Sebagai utusan KHAN, Marco diterima di “masyarakat terbaik” di tempat-tempat yang dia kunjungi; dan dia sangat terkesan dengan tata krama serta kebajikan dari kelas/kasta yang lebih tinggi dari orang Hindu. Ini terdiri dari kelas/kasta yang kita kenal sebagai Brahmana. Dia tidak bisa tidak memperhatikan rasa hormat mereka yang tinggi dalam hubungan mereka satu sama lain; kejujuran dan ketulusan mereka; kesederhanaan dan kemurnian hidup mereka. Mereka tidak makan daging dan tidak minum anggur, dan sebagaimana para suami mencontohkan kesetiaan. Untuk menunjukkan peringkat mereka, para brahmana mengenakan benang sutra panjang di atas bahu, dan di dada; begitu juga para brahmana di zaman kita. Satu-satunya kebiasaan mereka yang tidak disukai Marco, adalah mengunyah daun sirih. Ini membuat gusi mereka sangat merah, dan dianggap sehat; tapi itu menyebabkan mereka terus-menerus meludah.
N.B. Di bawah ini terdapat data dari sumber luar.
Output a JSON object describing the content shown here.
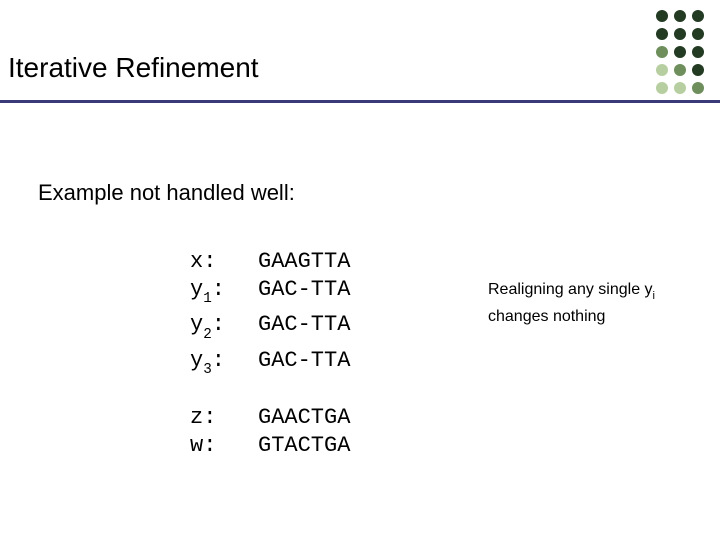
{
  "title": "Iterative Refinement",
  "subheading": "Example not handled well:",
  "alignment": {
    "group1": [
      {
        "label": "x:",
        "seq": "GAAGTTA"
      },
      {
        "label": "y1:",
        "sub": "1",
        "base": "y",
        "seq": "GAC-TTA"
      },
      {
        "label": "y2:",
        "sub": "2",
        "base": "y",
        "seq": "GAC-TTA"
      },
      {
        "label": "y3:",
        "sub": "3",
        "base": "y",
        "seq": "GAC-TTA"
      }
    ],
    "group2": [
      {
        "label": "z:",
        "seq": "GAACTGA"
      },
      {
        "label": "w:",
        "seq": "GTACTGA"
      }
    ]
  },
  "note": {
    "line1_pre": "Realigning any single y",
    "line1_sub": "i",
    "line2": "changes nothing"
  },
  "decor": {
    "dot_rows": [
      [
        "dark",
        "dark",
        "dark"
      ],
      [
        "dark",
        "dark",
        "dark"
      ],
      [
        "mid",
        "dark",
        "dark"
      ],
      [
        "lite",
        "mid",
        "dark"
      ],
      [
        "lite",
        "lite",
        "mid"
      ]
    ]
  }
}
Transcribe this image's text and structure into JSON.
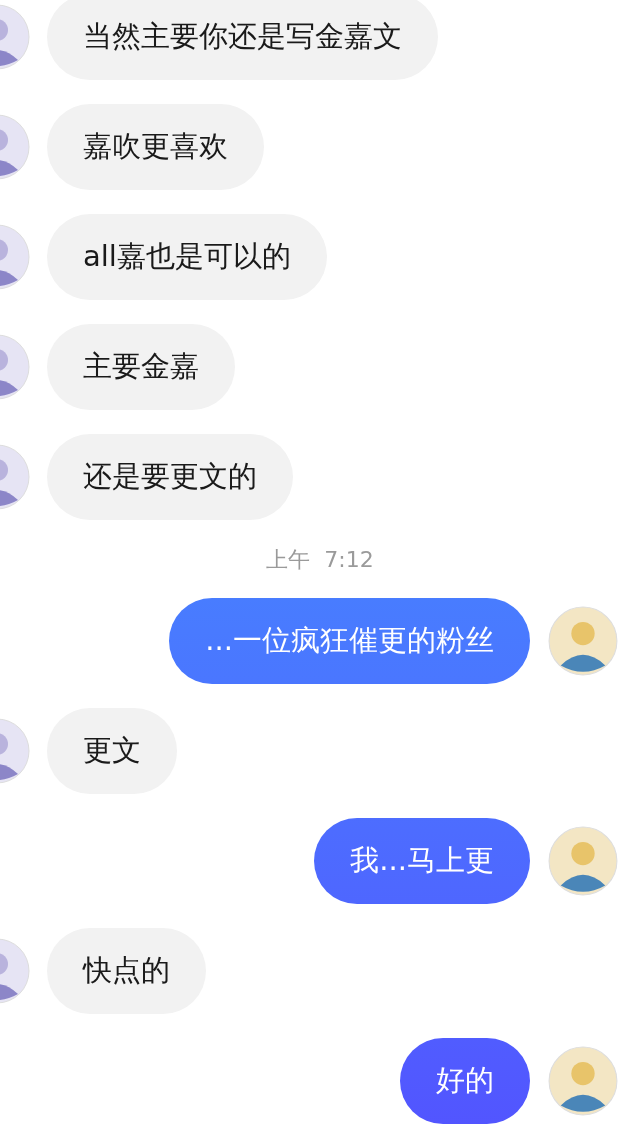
{
  "messages": [
    {
      "kind": "received",
      "text": "当然主要你还是写金嘉文"
    },
    {
      "kind": "received",
      "text": "嘉吹更喜欢"
    },
    {
      "kind": "received",
      "text": "all嘉也是可以的"
    },
    {
      "kind": "received",
      "text": "主要金嘉"
    },
    {
      "kind": "received",
      "text": "还是要更文的"
    },
    {
      "kind": "time",
      "text": "上午  7:12"
    },
    {
      "kind": "sent",
      "text": "...一位疯狂催更的粉丝"
    },
    {
      "kind": "received",
      "text": "更文"
    },
    {
      "kind": "sent",
      "text": "我...马上更"
    },
    {
      "kind": "received",
      "text": "快点的"
    },
    {
      "kind": "sent",
      "text": "好的"
    }
  ]
}
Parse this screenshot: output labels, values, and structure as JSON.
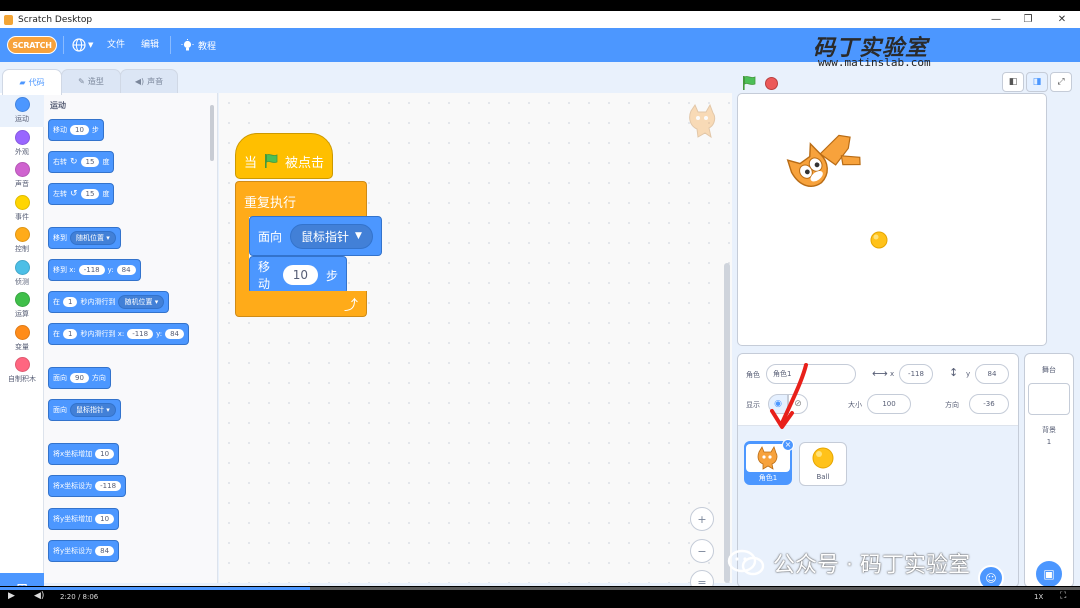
{
  "window": {
    "title": "Scratch Desktop",
    "minimize": "—",
    "maximize": "❐",
    "close": "✕"
  },
  "menubar": {
    "logo": "SCRATCH",
    "globe_icon": "globe-icon",
    "file": "文件",
    "edit": "编辑",
    "tutorials": "教程"
  },
  "watermark": {
    "title": "码丁实验室",
    "url": "www.matinslab.com",
    "corner": "公众号 · 码丁实验室"
  },
  "tabs": [
    {
      "label": "代码",
      "icon": "code-icon"
    },
    {
      "label": "造型",
      "icon": "brush-icon"
    },
    {
      "label": "声音",
      "icon": "speaker-icon"
    }
  ],
  "categories": [
    {
      "label": "运动",
      "color": "#4c97ff"
    },
    {
      "label": "外观",
      "color": "#9966ff"
    },
    {
      "label": "声音",
      "color": "#cf63cf"
    },
    {
      "label": "事件",
      "color": "#ffd500"
    },
    {
      "label": "控制",
      "color": "#ffab19"
    },
    {
      "label": "侦测",
      "color": "#4cbfe6"
    },
    {
      "label": "运算",
      "color": "#40bf4a"
    },
    {
      "label": "变量",
      "color": "#ff8c1a"
    },
    {
      "label": "自制积木",
      "color": "#ff6680"
    }
  ],
  "palette": {
    "section": "运动",
    "move": {
      "pre": "移动",
      "val": "10",
      "post": "步"
    },
    "turn_right": {
      "pre": "右转",
      "val": "15",
      "post": "度"
    },
    "turn_left": {
      "pre": "左转",
      "val": "15",
      "post": "度"
    },
    "goto": {
      "pre": "移到",
      "drop": "随机位置"
    },
    "goto_xy": {
      "pre": "移到 x:",
      "x": "-118",
      "mid": "y:",
      "y": "84"
    },
    "glide": {
      "pre": "在",
      "val": "1",
      "mid": "秒内滑行到",
      "drop": "随机位置"
    },
    "glide_xy": {
      "pre": "在",
      "val": "1",
      "mid": "秒内滑行到 x:",
      "x": "-118",
      "ymid": "y:",
      "y": "84"
    },
    "point_dir": {
      "pre": "面向",
      "val": "90",
      "post": "方向"
    },
    "point_towards": {
      "pre": "面向",
      "drop": "鼠标指针"
    },
    "change_x": {
      "pre": "将x坐标增加",
      "val": "10"
    },
    "set_x": {
      "pre": "将x坐标设为",
      "val": "-118"
    },
    "change_y": {
      "pre": "将y坐标增加",
      "val": "10"
    },
    "set_y": {
      "pre": "将y坐标设为",
      "val": "84"
    }
  },
  "script": {
    "hat": {
      "pre": "当",
      "post": "被点击"
    },
    "forever": "重复执行",
    "point": {
      "pre": "面向",
      "drop": "鼠标指针"
    },
    "move": {
      "pre": "移动",
      "val": "10",
      "post": "步"
    }
  },
  "zoom": {
    "in": "+",
    "out": "−",
    "reset": "="
  },
  "sprite_info": {
    "sprite_label": "角色",
    "sprite_name": "角色1",
    "x_label": "x",
    "x": "-118",
    "y_label": "y",
    "y": "84",
    "show_label": "显示",
    "size_label": "大小",
    "size": "100",
    "dir_label": "方向",
    "direction": "-36"
  },
  "sprites": [
    {
      "name": "角色1",
      "selected": true
    },
    {
      "name": "Ball",
      "selected": false
    }
  ],
  "stage_panel": {
    "title": "舞台",
    "backdrop_label": "背景",
    "backdrop_count": "1"
  },
  "video": {
    "time": "2:20 / 8:06",
    "speed": "1X"
  }
}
Meskipun kelihatan cerdas, para brahmana sepenuhnya berada di bawah pengaruh takhayul dan sihir seperti orang-orang desa mereka yang paling rendah dan paling bodoh. Ketika seorang pedagang brahmana hendak menawar beberapa barang, dia bangun di bawah sinar matahari, keluar, dan membuat bayangannya diukur. Jika mencapai panjang tertentu, dia melanjutkan jual beli itu; jika tidak, dia menundanya ke hari lain. Ini mungkin asal mula sapaan Timur, “Semoga bayanganmu tidak pernah berkurang!” Jika seorang brahmana mengusulkan untuk membeli seekor binatang, dia pergi ke tempat itu, dan mengamati apakah binatang itu mendekatinya dari arah yang beruntung. Jika demikian, dia membelinya; tetapi jika tidak, dia tidak akan membelinya. Jika, ketika seorang brahmana keluar dari rumahnya, dia mendengar seorang pria bersin dengan cara yang baginya pertanda buruk, dia berbalik, masuk ke rumahnya lagi, dan menunggu sampai orang yang bersin itu tidak terlihat. Dengan cara yang sama seorang brahmana yang sedang berjalan di sepanjang jalan, melihat seekor burung mendekat dari kiri, segera berbalik dan pergi ke arah lain.

Minggu 24

Dalam perjalanannya ke utara, Marco melewati lembah Golconda yang terkenal [dekat Hyderabad modern], tempat dari mana datangnya, dan masih datang, berlian terbesar dan terindah di dunia. Dia menemukan seorang ratu tua memerintah di sana yang masih berduka untuk suaminya, meskipun dia telah menjadi janda selama empat puluh tahun. Dia menerima Marco dengan sambutan yang ramah, dan menghiburnya dengan pesta, tarian, serta musik di istananya. Dia senang mengembara di lembah-lembah yang indah dari mana permata paling indah di dunia diperoleh; untuk melihat aliran deras gunung yang menyapu lereng setelah badai; dan untuk melihat para pemburu intan yang berburu barang dagangan mereka yang berharga di lembah-lembah yang dilalui air, ketika musim semi selesai. Dia diberitahu, di Golconda, cerita yang sama tentang elang dan berlian, yang kita baca dalam petualangan Sinbad si Pelaut di “Malam-malam di Arab;” bagaimana orang-orang melemparkan potongan besar daging ke dalam lubang yang dalam dan tidak dapat diakses, dimana berlian menempel di dasarnya, bagaimana elang menukik ke bawah, menangkap daging bertabur permata dengan cakar mereka, dan saat bangkit kembali, mereka sangat ketakutan oleh teriakan dan kepanikan. isyarat orang-orang, bahwa mereka membiarkan mangsa mereka yang berharga jatuh; dan bagaimana orang-orang itu mengamankan berlian yang tidak dapat mereka capai dengan cara lain. Tetapi Marco tahu betapa senangnya orang-orang Hindu itu menceritakan kisah-kisah yang luar biasa; dan ia tidak terlalu mudah mempercayai apa yang didengarnya.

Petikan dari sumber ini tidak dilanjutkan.